Cette année, les eaux usées des machines à laver seront redevenues...potables!
En effet, nous terminons la mise en place d’une phytoépuration. Ce projet a été conçu en collaboration avec l’association Eau Vivante. Il se compose de 4 bassins remplis de galets et de pouzzolane (roche volcanique). L’eau y est purifiée par l’action des bactéries et des plantes comme les roseaux, les joncs et les iris.

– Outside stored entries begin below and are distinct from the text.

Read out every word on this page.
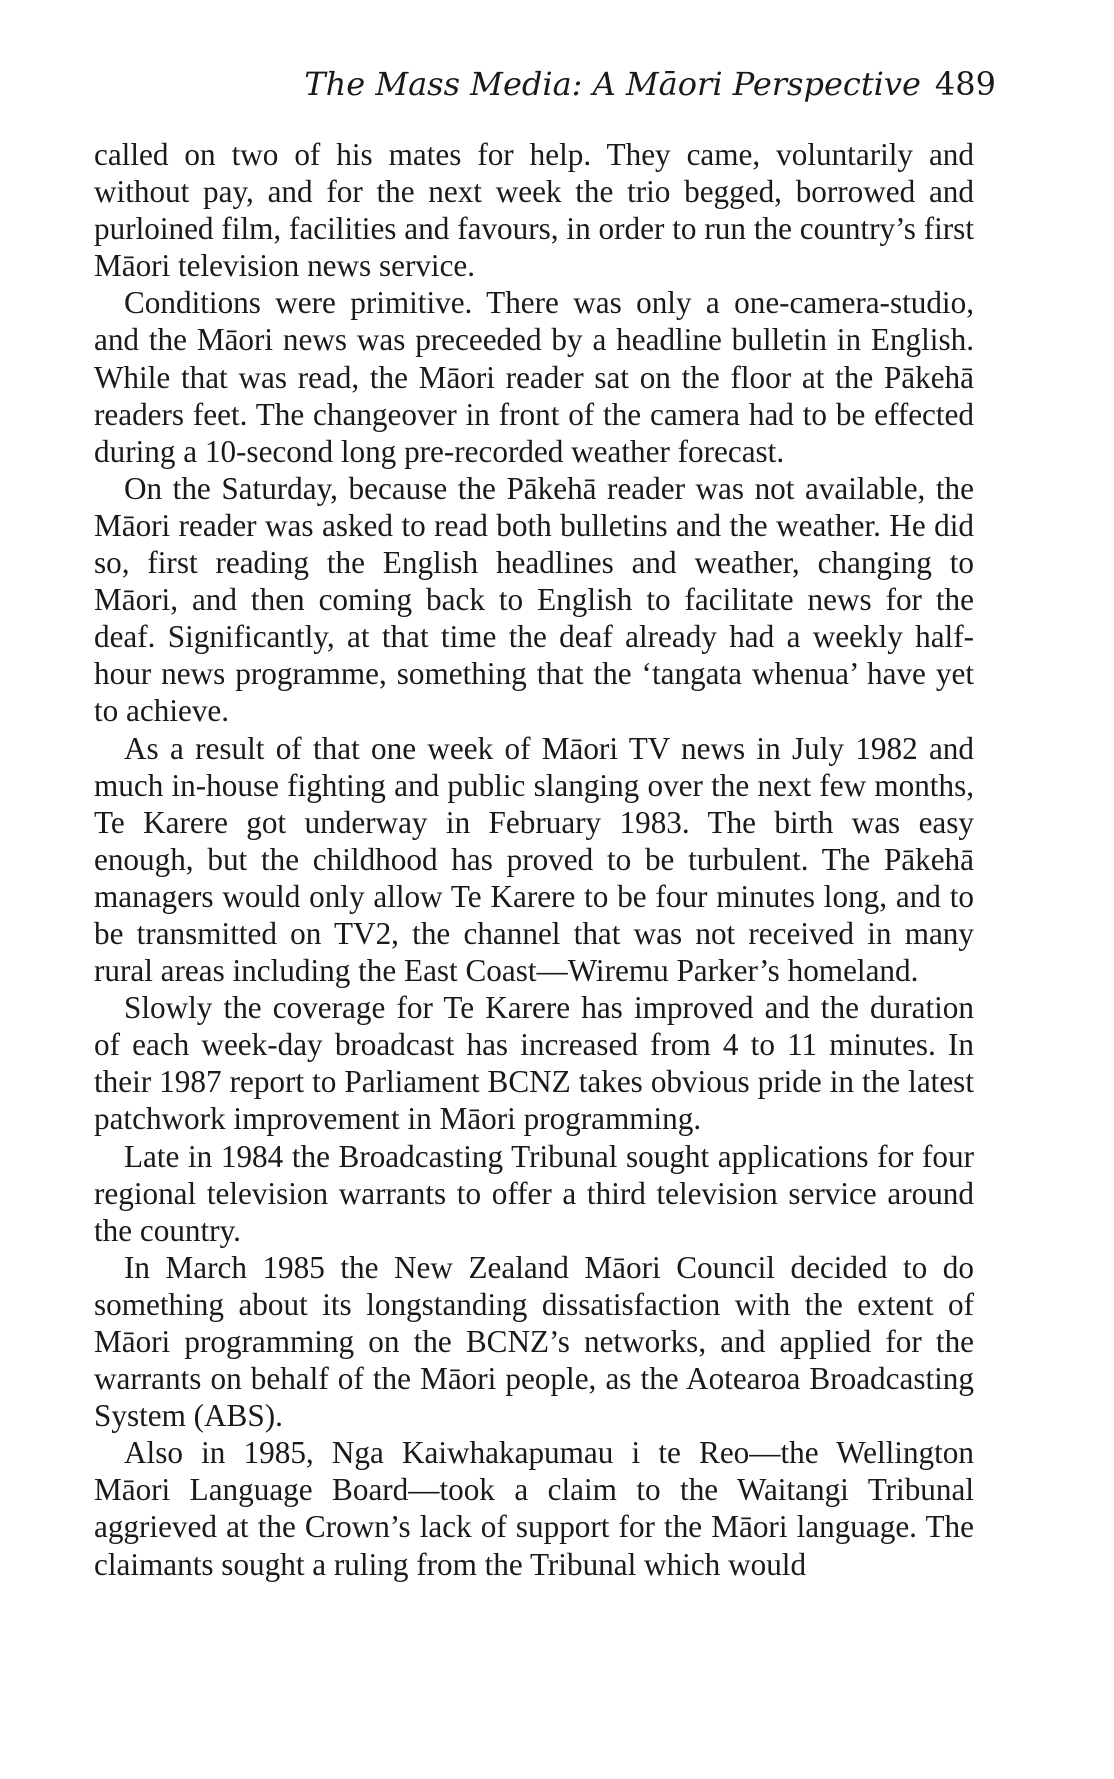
The Mass Media: A Māori Perspective 489

called on two of his mates for help. They came, voluntarily and without pay, and for the next week the trio begged, borrowed and purloined film, facilities and favours, in order to run the country’s first Māori television news service.

Conditions were primitive. There was only a one-camera-studio, and the Māori news was preceeded by a headline bulletin in English. While that was read, the Māori reader sat on the floor at the Pākehā readers feet. The changeover in front of the camera had to be effected during a 10-second long pre-recorded weather forecast.

On the Saturday, because the Pākehā reader was not available, the Māori reader was asked to read both bulletins and the weather. He did so, first reading the English headlines and weather, changing to Māori, and then coming back to English to facilitate news for the deaf. Significantly, at that time the deaf already had a weekly half-hour news programme, something that the ‘tangata whenua’ have yet to achieve.

As a result of that one week of Māori TV news in July 1982 and much in-house fighting and public slanging over the next few months, Te Karere got underway in February 1983. The birth was easy enough, but the childhood has proved to be turbulent. The Pākehā managers would only allow Te Karere to be four minutes long, and to be transmitted on TV2, the channel that was not received in many rural areas including the East Coast—Wiremu Parker’s homeland.

Slowly the coverage for Te Karere has improved and the duration of each week-day broadcast has increased from 4 to 11 minutes. In their 1987 report to Parliament BCNZ takes obvious pride in the latest patchwork improvement in Māori programming.

Late in 1984 the Broadcasting Tribunal sought applications for four regional television warrants to offer a third television service around the country.

In March 1985 the New Zealand Māori Council decided to do something about its longstanding dissatisfaction with the extent of Māori programming on the BCNZ’s networks, and applied for the warrants on behalf of the Māori people, as the Aotearoa Broadcasting System (ABS).

Also in 1985, Nga Kaiwhakapumau i te Reo—the Wellington Māori Language Board—took a claim to the Waitangi Tribunal aggrieved at the Crown’s lack of support for the Māori language. The claimants sought a ruling from the Tribunal which would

Nous étions des marginaux lorsqu’en 2001 nous avons équipé les gîtes du Bancilhon avec des ampoules à basse consommation. Ce n’est plus le cas, au point que le gouvernement ait ordonné le retrait progressif des ampoules à incandescence du marché.
Mais nous allons plus loin dans nos choix car il y a de sérieuses différences dans la qualité de fabrication de ce type d’éclairage. Un seul type de phosphore sur la coque de la lampe n’est pas capable de donner la gamme complète de lumière donnée par une ampoule incandescente, ce qui en résulte une lumière blafarde. Pour y palier et couvrir tout le spectre lumineux, il faut 4 à 5 couches différentes émettant chacune dans une longueur d’onde différente.
Nous venons également d’investir dans un lustre à diodes (leds) électro-luminescentes, sans doute l’étape supérieure en matière d’économie d’énergie car le rapport consommation/luminosité ne cesse de s’accroître grâce aux nouvelles technologies.
Il y a aussi toutes les consommations annexes comme les lampes de poches et les télécommandes que nous avons équipé de piles rechargeables. Pour les abords, nous avons remplacé les projecteurs de 300Watt par leurs équivalents autonomes à énergie solaire. La lumière est bien moins forte, mais les nouvelles diodes (leds) ultra-luminescentes donnent un éclat étonnant pour une consommation de 1Watt seulement.